What is it?
Major credit card companies have regulations that you must follow to protect customer's private information from falling into the wrong hands. If you collect payment information you must follow these regulations, even if you don’t process the payment yourself.
Payment Card Industry Data Security Standards (PCI-DSS) include the use of a website firewall and an SSL certificate. These regulations ensure the secure transmission, storage, and handling of cardholder information.
Why do I need it?
You don’t want your visitors hurt because they visited your site and trusted you with their personal information. And if the credit card companies find out you are violating the PCI-DSS regulations, there are penalties and consequences. These can include fines, suspension of ability to process credit card payments, and liability for fraud charges.
What do I need to do?
Reduce your attack exposure
With PCI-DSS, everything is about reducing opportunities for bad actors to get cardholder data. Even if you use a third-party payment processor such as Stripe, Recurly, or PayPal, you must follow the PCI-DSS requirements.
Here’s a few quick tips to secure payments on your ecommerce website:
- Reduce the number of people that can make changes to your site and online store, or access customer information.
- Use good passwords and two-step verification.
- Update your CMS and plugins regularly to avoid vulnerabilities.
- Reduce third-party components, such as plugins, extensions, or themes.
- Install software from reputable sources only.

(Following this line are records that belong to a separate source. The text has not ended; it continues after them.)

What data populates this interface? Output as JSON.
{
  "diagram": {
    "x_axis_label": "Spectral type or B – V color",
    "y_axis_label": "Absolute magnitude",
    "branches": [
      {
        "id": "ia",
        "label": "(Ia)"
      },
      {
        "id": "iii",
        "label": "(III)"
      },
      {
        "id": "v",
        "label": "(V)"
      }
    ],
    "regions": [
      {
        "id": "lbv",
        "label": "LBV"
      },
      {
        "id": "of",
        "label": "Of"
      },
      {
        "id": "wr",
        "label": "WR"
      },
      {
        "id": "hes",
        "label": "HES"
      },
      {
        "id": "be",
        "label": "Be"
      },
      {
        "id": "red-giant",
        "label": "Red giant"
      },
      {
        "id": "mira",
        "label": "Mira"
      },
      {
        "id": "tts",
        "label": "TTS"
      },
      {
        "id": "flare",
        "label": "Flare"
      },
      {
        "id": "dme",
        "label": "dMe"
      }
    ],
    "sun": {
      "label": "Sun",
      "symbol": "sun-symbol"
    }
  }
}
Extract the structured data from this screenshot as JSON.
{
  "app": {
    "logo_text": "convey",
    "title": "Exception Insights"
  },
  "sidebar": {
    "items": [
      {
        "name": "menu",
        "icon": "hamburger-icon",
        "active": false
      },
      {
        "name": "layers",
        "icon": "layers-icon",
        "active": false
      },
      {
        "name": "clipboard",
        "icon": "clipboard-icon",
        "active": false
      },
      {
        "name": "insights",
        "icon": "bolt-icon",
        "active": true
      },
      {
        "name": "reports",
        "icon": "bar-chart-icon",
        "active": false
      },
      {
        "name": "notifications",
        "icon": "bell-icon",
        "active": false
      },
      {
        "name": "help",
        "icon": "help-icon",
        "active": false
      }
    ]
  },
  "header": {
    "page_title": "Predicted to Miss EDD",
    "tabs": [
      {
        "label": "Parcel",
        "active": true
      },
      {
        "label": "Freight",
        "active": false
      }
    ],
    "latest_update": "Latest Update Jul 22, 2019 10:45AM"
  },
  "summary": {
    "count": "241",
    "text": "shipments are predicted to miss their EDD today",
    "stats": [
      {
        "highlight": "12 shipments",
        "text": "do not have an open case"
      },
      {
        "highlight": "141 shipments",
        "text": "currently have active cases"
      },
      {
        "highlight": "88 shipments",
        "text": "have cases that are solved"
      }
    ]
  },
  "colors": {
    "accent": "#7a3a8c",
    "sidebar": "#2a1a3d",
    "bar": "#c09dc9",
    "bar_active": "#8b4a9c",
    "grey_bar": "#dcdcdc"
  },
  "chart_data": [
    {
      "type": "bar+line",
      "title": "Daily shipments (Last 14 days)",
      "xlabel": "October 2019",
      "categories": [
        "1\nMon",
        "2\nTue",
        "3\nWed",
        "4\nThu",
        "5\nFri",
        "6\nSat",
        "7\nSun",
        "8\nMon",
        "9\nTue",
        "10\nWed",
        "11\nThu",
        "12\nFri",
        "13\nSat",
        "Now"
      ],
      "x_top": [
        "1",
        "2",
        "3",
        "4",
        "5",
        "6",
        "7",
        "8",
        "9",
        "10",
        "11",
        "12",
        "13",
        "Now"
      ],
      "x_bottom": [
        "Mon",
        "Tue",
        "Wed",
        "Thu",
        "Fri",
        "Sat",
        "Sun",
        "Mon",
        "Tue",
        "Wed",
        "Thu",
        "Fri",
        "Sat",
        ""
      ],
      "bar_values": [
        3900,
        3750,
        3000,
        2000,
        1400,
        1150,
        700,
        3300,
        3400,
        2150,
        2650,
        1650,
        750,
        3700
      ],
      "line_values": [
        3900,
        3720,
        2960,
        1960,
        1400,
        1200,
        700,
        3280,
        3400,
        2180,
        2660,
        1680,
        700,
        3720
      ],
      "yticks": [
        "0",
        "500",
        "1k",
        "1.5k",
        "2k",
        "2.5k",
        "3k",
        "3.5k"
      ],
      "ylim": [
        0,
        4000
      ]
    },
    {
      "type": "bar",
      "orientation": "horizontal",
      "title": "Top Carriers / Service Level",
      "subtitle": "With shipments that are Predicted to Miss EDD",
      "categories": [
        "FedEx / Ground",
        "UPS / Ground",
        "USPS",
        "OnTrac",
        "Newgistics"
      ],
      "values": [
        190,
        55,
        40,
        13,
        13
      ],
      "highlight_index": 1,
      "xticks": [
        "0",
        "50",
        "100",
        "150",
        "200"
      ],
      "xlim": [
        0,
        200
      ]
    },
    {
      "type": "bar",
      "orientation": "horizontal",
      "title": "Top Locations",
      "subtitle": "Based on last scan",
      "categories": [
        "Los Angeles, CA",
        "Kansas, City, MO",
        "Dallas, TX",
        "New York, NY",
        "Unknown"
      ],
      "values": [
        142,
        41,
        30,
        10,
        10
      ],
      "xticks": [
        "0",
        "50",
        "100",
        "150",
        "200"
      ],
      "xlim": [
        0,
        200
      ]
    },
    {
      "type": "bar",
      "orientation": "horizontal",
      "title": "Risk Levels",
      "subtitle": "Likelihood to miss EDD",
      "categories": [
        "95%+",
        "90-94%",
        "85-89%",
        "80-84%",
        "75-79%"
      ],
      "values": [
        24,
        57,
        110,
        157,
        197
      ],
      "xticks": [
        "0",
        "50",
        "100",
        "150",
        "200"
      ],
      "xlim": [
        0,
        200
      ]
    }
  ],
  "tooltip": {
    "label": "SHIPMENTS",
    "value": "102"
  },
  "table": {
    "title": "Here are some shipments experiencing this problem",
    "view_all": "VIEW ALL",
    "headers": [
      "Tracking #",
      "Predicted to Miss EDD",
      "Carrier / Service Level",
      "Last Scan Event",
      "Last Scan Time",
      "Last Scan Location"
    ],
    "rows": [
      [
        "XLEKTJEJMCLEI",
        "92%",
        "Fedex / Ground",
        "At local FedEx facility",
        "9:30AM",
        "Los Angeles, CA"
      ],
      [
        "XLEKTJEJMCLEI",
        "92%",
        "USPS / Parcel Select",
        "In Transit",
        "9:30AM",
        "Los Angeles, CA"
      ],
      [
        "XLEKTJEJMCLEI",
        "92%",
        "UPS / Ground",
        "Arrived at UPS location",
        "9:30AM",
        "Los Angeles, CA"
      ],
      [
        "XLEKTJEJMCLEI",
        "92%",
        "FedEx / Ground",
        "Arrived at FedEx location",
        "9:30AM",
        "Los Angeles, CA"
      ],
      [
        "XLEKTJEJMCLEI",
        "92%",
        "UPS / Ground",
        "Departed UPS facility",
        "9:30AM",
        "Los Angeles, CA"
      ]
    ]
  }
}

- Keep your server software up-to-date.
Whenever you add new features or components to your website, you’re also introducing potential for a vulnerability which can be exploited.

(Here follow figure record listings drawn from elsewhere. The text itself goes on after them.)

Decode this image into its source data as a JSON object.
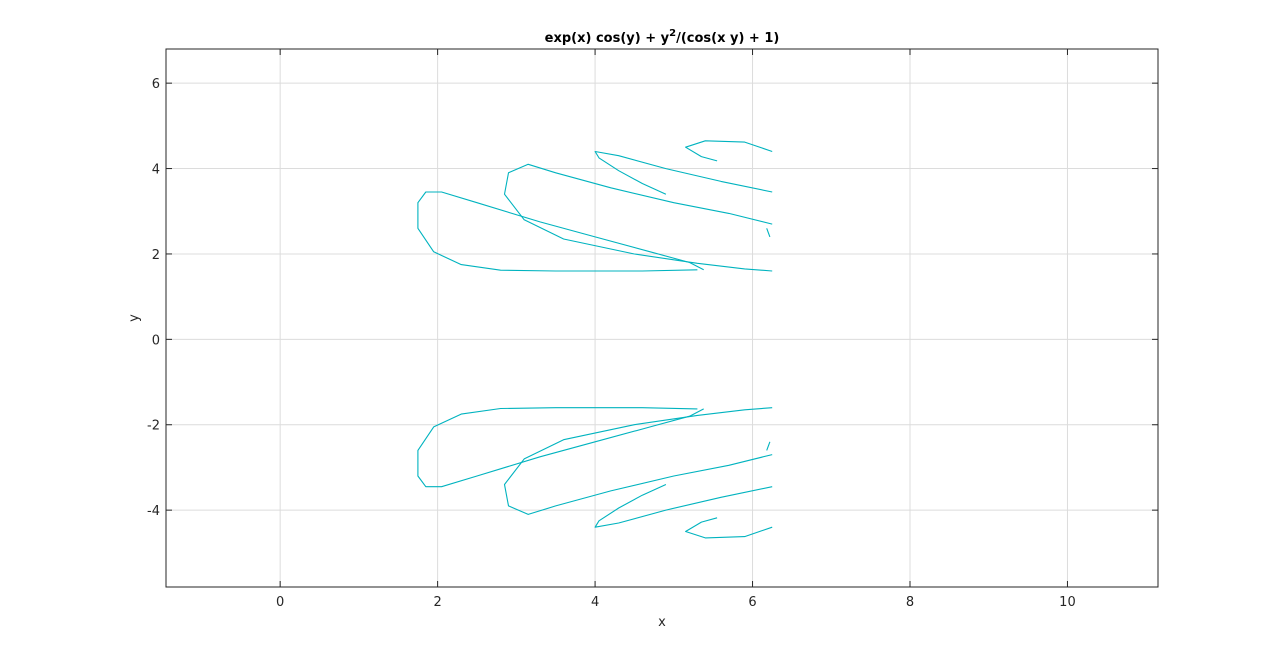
{
  "chart_data": {
    "type": "line",
    "title": {
      "main": "exp(x) cos(y) + y",
      "superscript": "2",
      "rest": "/(cos(x y) + 1)"
    },
    "xlabel": "x",
    "ylabel": "y",
    "xlim": [
      -1.45,
      11.15
    ],
    "ylim": [
      -5.8,
      6.8
    ],
    "xticks": [
      0,
      2,
      4,
      6,
      8,
      10
    ],
    "yticks": [
      -4,
      -2,
      0,
      2,
      4,
      6
    ],
    "grid": true,
    "colors": {
      "line": "#00b3bf",
      "grid": "#dcdcdc",
      "axes": "#262626"
    },
    "series": [
      {
        "points": [
          [
            5.3,
            1.63
          ],
          [
            4.6,
            1.6
          ],
          [
            3.5,
            1.6
          ],
          [
            2.8,
            1.62
          ],
          [
            2.3,
            1.75
          ],
          [
            1.95,
            2.05
          ],
          [
            1.75,
            2.6
          ],
          [
            1.75,
            3.2
          ],
          [
            1.85,
            3.45
          ],
          [
            2.05,
            3.45
          ],
          [
            2.5,
            3.2
          ],
          [
            3.3,
            2.75
          ],
          [
            4.0,
            2.4
          ],
          [
            4.7,
            2.05
          ],
          [
            5.2,
            1.8
          ],
          [
            5.38,
            1.63
          ]
        ]
      },
      {
        "points": [
          [
            6.25,
            1.6
          ],
          [
            5.9,
            1.65
          ],
          [
            5.3,
            1.78
          ],
          [
            4.5,
            2.0
          ],
          [
            3.6,
            2.35
          ],
          [
            3.1,
            2.8
          ],
          [
            2.85,
            3.4
          ],
          [
            2.9,
            3.9
          ],
          [
            3.15,
            4.1
          ],
          [
            3.5,
            3.9
          ],
          [
            4.2,
            3.55
          ],
          [
            5.0,
            3.2
          ],
          [
            5.7,
            2.95
          ],
          [
            6.25,
            2.7
          ]
        ]
      },
      {
        "points": [
          [
            6.25,
            3.45
          ],
          [
            5.6,
            3.7
          ],
          [
            4.9,
            4.0
          ],
          [
            4.3,
            4.3
          ],
          [
            4.0,
            4.4
          ],
          [
            4.05,
            4.25
          ],
          [
            4.3,
            3.95
          ],
          [
            4.6,
            3.65
          ],
          [
            4.9,
            3.4
          ]
        ]
      },
      {
        "points": [
          [
            6.25,
            4.4
          ],
          [
            5.9,
            4.62
          ],
          [
            5.4,
            4.65
          ],
          [
            5.15,
            4.5
          ],
          [
            5.35,
            4.28
          ],
          [
            5.55,
            4.18
          ]
        ]
      },
      {
        "points": [
          [
            6.18,
            2.6
          ],
          [
            6.22,
            2.4
          ]
        ]
      },
      {
        "points": [
          [
            5.3,
            -1.63
          ],
          [
            4.6,
            -1.6
          ],
          [
            3.5,
            -1.6
          ],
          [
            2.8,
            -1.62
          ],
          [
            2.3,
            -1.75
          ],
          [
            1.95,
            -2.05
          ],
          [
            1.75,
            -2.6
          ],
          [
            1.75,
            -3.2
          ],
          [
            1.85,
            -3.45
          ],
          [
            2.05,
            -3.45
          ],
          [
            2.5,
            -3.2
          ],
          [
            3.3,
            -2.75
          ],
          [
            4.0,
            -2.4
          ],
          [
            4.7,
            -2.05
          ],
          [
            5.2,
            -1.8
          ],
          [
            5.38,
            -1.63
          ]
        ]
      },
      {
        "points": [
          [
            6.25,
            -1.6
          ],
          [
            5.9,
            -1.65
          ],
          [
            5.3,
            -1.78
          ],
          [
            4.5,
            -2.0
          ],
          [
            3.6,
            -2.35
          ],
          [
            3.1,
            -2.8
          ],
          [
            2.85,
            -3.4
          ],
          [
            2.9,
            -3.9
          ],
          [
            3.15,
            -4.1
          ],
          [
            3.5,
            -3.9
          ],
          [
            4.2,
            -3.55
          ],
          [
            5.0,
            -3.2
          ],
          [
            5.7,
            -2.95
          ],
          [
            6.25,
            -2.7
          ]
        ]
      },
      {
        "points": [
          [
            6.25,
            -3.45
          ],
          [
            5.6,
            -3.7
          ],
          [
            4.9,
            -4.0
          ],
          [
            4.3,
            -4.3
          ],
          [
            4.0,
            -4.4
          ],
          [
            4.05,
            -4.25
          ],
          [
            4.3,
            -3.95
          ],
          [
            4.6,
            -3.65
          ],
          [
            4.9,
            -3.4
          ]
        ]
      },
      {
        "points": [
          [
            6.25,
            -4.4
          ],
          [
            5.9,
            -4.62
          ],
          [
            5.4,
            -4.65
          ],
          [
            5.15,
            -4.5
          ],
          [
            5.35,
            -4.28
          ],
          [
            5.55,
            -4.18
          ]
        ]
      },
      {
        "points": [
          [
            6.18,
            -2.6
          ],
          [
            6.22,
            -2.4
          ]
        ]
      }
    ]
  }
}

PCI compliance & secure payments
To maintain compliance, ensure that your website and payment processing meets PCI-DSS Council requirements. Use the PCI Compliance Checklist to ensure you're fully compliant.
Many online stores use a reputable payment gateway to help process credit card payments and transactions. While this can cover some PCI requirements, you're still responsible to make sure everything complies.

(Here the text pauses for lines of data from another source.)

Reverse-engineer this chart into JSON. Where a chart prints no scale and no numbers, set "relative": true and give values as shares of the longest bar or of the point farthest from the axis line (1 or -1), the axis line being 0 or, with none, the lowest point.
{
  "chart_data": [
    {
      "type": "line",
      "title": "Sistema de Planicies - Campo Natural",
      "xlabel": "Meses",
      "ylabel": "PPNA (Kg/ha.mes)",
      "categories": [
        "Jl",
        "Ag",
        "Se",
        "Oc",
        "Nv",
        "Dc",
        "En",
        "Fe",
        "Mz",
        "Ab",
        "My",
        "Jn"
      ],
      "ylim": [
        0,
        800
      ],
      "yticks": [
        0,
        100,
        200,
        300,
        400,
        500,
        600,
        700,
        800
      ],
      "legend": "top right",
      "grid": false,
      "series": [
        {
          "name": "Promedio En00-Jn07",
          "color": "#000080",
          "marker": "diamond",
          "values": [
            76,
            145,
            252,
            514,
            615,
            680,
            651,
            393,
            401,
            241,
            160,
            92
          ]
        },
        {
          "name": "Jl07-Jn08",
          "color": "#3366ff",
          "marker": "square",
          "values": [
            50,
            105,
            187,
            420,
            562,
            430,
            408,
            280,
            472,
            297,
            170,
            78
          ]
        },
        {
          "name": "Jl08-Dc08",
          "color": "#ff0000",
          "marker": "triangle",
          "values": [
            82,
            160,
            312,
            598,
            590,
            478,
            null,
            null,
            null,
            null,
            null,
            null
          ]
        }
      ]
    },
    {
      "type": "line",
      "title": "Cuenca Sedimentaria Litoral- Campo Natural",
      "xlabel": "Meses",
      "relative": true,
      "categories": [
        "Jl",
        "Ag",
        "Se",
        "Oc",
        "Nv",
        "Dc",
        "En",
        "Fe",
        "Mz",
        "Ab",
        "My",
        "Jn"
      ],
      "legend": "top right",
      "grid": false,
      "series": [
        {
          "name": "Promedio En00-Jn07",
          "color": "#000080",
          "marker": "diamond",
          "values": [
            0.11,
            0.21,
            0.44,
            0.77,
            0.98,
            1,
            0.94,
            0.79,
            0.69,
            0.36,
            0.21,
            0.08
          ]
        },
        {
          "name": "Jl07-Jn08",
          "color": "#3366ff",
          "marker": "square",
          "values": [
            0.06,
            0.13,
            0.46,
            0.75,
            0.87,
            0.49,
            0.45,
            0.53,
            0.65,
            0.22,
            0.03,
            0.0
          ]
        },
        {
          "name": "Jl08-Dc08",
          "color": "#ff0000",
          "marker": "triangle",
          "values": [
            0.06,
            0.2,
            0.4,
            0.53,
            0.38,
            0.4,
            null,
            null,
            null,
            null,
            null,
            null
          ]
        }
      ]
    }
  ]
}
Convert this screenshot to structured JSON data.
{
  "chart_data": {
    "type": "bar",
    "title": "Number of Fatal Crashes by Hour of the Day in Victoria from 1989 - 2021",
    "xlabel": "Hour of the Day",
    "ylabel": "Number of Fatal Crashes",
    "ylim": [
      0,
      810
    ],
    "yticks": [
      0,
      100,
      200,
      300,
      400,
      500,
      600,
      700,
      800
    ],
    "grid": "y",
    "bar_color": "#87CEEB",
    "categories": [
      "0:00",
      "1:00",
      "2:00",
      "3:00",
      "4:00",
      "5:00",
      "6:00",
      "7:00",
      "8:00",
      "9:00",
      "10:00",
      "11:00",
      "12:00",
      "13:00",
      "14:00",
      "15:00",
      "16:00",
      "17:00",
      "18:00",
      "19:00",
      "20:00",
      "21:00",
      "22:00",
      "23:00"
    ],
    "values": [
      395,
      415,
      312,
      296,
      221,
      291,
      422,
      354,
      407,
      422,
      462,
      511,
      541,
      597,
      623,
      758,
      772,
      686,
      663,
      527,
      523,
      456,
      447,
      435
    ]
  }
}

For websites running managed stores, like Websites + Marketing Online Store, the server and all its software are proprietary — meaning you will not be held liable for security configurations.
You should still be familiar with the PCI-DSS standards, as they also apply to handing credit card data in person or over the phone. You’ll also want to use good passwords and two-factor verification to protect your online store from being hijacked.